Kreacher trébucha et vomit sur le sol inégal tandis que Regulus continuait de lui hurler de l’achever. L’elfe se releva, poussé par une force invisible contre laquelle il ne pouvait lutter et recueilli dans la coupe d’argent les dernières gouttes de la potion qu’il s’empressa d’administrer à son maître. Aussitôt, les cris se turent et Regulus roula sur le sol dans le silence perçant. Mais Kreacher ne pouvait aider son maître à se relever, il ne pouvait le ramener au manoir. Ses hoquets de pleurs se firent déchirants, lorsqu’il s’empara du médaillon qui gisait au fond du bassin. Il le remplaça par le faux Horcruxe et remplit à nouveau le bassin de potion. La pensée qu’en faisant cela, un autre être affronterait les mêmes souffrances que son maître ne l’effleura pas un instant. Seule l’horreur que venait de subir le jeune Black emplissait son esprit. L’elfe jeta un dernier regard à ce maître qu’il aimait tant.

Regulus entendit un « crac » sonore et ouvrit les yeux. Tout était noir autour de lui, il ne voyait plus rien. Il était dévasté, épuisé, exsangue. Et il avait soif, tellement soif. Si soif… Il savait qu’il y avait de l’eau, beaucoup d’eau, tout près de lui. Il la sentait, la désirait ardemment. Dans l’obscurité totale, il tâtonna la roche qui l’entourait et rassembla les maigres forces qui lui restaient. Il se traîna sur le sol, il rampa. Lorsqu’il toucha l’eau du bout des doigts, il se souleva sur ses mains dans un dernier sursaut d’énergie et s’avança jusqu’à ce que sa bouche entre en contact avec la surface du lac. Il but l’eau à pleines gorgées et le liquide le ranima assez pour qu’il prenne conscience de l’intense soulagement que celui lui procura, des bruits de violentes éclaboussures qui le cernèrent soudainement et de la main froide et poisseuse qui s’abattit sur son bras.

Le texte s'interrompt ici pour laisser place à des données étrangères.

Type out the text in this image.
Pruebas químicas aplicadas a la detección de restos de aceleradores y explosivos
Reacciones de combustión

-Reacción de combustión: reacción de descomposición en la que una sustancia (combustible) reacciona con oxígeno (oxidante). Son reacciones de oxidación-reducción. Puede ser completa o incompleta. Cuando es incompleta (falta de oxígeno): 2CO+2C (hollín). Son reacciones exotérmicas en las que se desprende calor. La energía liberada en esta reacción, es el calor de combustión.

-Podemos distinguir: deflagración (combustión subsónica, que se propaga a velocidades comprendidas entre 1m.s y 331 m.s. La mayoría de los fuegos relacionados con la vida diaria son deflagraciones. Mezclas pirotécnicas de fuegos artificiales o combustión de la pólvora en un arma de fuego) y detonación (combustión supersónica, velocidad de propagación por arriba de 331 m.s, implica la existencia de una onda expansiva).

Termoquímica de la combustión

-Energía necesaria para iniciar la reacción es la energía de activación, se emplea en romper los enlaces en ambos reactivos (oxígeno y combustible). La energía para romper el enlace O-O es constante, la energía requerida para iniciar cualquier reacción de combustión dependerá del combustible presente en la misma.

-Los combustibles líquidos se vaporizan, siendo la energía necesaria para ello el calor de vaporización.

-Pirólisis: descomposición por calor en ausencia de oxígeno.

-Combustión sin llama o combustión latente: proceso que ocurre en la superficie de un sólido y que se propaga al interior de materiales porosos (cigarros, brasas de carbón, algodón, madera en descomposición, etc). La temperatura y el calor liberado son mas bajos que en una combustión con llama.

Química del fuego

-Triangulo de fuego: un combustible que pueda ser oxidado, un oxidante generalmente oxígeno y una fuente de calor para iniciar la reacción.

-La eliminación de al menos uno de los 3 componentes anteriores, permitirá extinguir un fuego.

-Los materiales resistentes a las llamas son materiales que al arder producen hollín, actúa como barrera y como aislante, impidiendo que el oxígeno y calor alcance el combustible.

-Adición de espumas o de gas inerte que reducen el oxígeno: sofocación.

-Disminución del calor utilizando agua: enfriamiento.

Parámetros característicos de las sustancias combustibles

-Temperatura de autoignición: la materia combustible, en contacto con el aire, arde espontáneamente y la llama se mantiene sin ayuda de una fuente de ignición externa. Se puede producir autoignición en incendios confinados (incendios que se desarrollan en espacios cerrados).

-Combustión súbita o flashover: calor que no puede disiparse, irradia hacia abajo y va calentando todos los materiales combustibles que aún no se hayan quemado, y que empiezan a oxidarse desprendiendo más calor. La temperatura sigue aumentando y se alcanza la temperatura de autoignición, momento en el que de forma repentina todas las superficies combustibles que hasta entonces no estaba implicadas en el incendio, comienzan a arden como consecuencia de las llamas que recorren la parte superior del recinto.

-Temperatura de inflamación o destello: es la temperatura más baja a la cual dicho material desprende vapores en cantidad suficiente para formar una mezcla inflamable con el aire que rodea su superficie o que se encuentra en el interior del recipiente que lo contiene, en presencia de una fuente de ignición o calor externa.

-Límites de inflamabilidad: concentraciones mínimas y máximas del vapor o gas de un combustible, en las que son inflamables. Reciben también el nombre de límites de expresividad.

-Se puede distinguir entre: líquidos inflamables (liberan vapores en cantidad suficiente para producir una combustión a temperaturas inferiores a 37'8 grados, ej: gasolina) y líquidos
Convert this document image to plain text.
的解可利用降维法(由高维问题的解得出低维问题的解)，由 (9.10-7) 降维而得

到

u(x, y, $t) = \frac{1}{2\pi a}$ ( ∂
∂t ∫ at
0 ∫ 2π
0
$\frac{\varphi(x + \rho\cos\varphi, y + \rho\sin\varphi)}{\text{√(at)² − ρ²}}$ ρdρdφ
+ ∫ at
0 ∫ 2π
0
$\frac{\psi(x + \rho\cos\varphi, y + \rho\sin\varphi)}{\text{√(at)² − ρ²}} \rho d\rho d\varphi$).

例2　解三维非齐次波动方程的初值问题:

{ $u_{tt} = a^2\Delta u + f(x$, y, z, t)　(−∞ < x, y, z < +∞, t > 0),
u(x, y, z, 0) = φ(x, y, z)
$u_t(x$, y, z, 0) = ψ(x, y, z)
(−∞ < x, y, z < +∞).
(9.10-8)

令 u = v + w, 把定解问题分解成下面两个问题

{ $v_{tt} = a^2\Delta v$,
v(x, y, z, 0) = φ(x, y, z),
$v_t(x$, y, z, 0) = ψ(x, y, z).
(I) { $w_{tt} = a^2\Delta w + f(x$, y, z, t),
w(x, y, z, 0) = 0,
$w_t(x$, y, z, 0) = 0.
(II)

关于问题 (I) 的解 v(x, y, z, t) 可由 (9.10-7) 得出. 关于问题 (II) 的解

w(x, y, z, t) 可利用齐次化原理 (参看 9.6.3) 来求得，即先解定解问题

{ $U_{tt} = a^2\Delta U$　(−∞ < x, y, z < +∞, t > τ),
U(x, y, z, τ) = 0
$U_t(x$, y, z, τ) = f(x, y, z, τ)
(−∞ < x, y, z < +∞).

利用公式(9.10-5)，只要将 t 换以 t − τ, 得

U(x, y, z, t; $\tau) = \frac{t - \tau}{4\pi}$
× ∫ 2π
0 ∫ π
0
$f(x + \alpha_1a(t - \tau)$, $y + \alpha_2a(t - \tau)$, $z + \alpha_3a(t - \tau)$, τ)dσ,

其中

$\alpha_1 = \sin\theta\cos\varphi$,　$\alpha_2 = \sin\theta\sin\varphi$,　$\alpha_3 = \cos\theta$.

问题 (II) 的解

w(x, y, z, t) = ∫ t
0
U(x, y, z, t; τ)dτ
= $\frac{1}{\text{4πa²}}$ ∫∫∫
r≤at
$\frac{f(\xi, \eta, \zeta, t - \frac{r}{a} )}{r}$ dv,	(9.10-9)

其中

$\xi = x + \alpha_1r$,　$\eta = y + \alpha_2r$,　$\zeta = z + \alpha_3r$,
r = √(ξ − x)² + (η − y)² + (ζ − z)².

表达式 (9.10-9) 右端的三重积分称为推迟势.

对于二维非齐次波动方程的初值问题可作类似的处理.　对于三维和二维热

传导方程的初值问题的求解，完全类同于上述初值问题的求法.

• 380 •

Une dernière fois, il eut peur, une dernière fois, il espéra. Et il fut entraîné dans les abysses.
Note de fin de chapitre :

Voilà ^^

Bon, je l'avoue le "non, pas les enfants", je trouve ça ridicule -_-

Sinon, dans le canon Kreacher voit Reg s'enfoncer dans l'eau, donc une petite différence ici.